Adam Pijnacker, one of the greatest exponents of the Dutch Italianate style, was born in circa 1620 in the port town of Schiedam. In addition to beginning his career as a painter, he acted as a merchant, and, according to Arnold Houbraken, spent three years in Italy (De groote schouburgh der Nederlantsche konstschilders en schilderessen, II, The Hague, 1719, pp. 96-97). While we do not know the exact dates of his sojourn, it must have been at a time prior to 1649, as he was frequently documented in Holland after this date. By the time of his arrival in Amsterdam in 1661, the city was already one of the most important artistic centers in Europe, attracting wealthy patrons, merchants and art dealers.
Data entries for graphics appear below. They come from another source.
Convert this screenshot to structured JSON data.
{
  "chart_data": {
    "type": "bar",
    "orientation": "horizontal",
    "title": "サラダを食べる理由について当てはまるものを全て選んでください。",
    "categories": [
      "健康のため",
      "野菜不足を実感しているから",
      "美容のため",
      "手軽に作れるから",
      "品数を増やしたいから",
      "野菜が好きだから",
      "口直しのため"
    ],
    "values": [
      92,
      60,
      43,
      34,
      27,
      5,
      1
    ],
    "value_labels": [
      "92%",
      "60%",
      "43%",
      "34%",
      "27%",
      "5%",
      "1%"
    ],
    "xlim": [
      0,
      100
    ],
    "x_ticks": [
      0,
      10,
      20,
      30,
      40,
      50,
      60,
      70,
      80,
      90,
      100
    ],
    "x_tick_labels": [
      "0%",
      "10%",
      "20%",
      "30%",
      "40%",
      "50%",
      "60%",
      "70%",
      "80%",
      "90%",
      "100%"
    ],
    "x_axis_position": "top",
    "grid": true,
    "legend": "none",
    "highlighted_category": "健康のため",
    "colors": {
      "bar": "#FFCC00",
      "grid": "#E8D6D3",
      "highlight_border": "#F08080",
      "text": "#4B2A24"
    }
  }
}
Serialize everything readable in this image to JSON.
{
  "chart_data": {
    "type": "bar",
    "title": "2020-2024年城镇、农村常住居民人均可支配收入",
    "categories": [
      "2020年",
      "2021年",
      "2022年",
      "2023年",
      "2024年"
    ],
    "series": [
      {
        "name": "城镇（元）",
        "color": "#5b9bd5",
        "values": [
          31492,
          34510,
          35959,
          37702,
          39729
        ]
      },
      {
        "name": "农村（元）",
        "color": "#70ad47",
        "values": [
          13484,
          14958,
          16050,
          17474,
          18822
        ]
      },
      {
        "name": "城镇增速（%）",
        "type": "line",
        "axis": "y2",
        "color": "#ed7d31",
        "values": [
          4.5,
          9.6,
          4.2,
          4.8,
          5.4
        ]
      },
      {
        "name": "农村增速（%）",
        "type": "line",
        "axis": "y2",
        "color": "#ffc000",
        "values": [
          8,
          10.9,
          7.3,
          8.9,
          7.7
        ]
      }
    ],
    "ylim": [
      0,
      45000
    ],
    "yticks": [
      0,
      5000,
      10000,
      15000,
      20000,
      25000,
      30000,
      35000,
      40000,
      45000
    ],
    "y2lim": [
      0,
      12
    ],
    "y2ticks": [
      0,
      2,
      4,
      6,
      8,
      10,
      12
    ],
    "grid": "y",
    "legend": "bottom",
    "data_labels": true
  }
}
Pijnacker painted this cabinet-size picture late in life, probably around 1670. By this time he had abandoned the compositional format developed over the previous decade, reverting to the style of works produced in the first decade of his career. Betraying his debt to Jan Both, Pijnacker here paints with less regard for minute detail, favoring instead a more impressionistic representation of nature, with the effect of the brilliant, flickering light aided by more agitated brushwork. Sharper strokes capture the subtle contrasts of light and shade, intensified by the shaft of light looming over the distant hill to the left, which highlights the center of the composition and its earthy ground. Echoes of Nicolaes Berchem’s influence can be felt in the depiction of the staffage, attesting to the artists’ mutual influence on one another in the second half of the 1660s and early 1670s.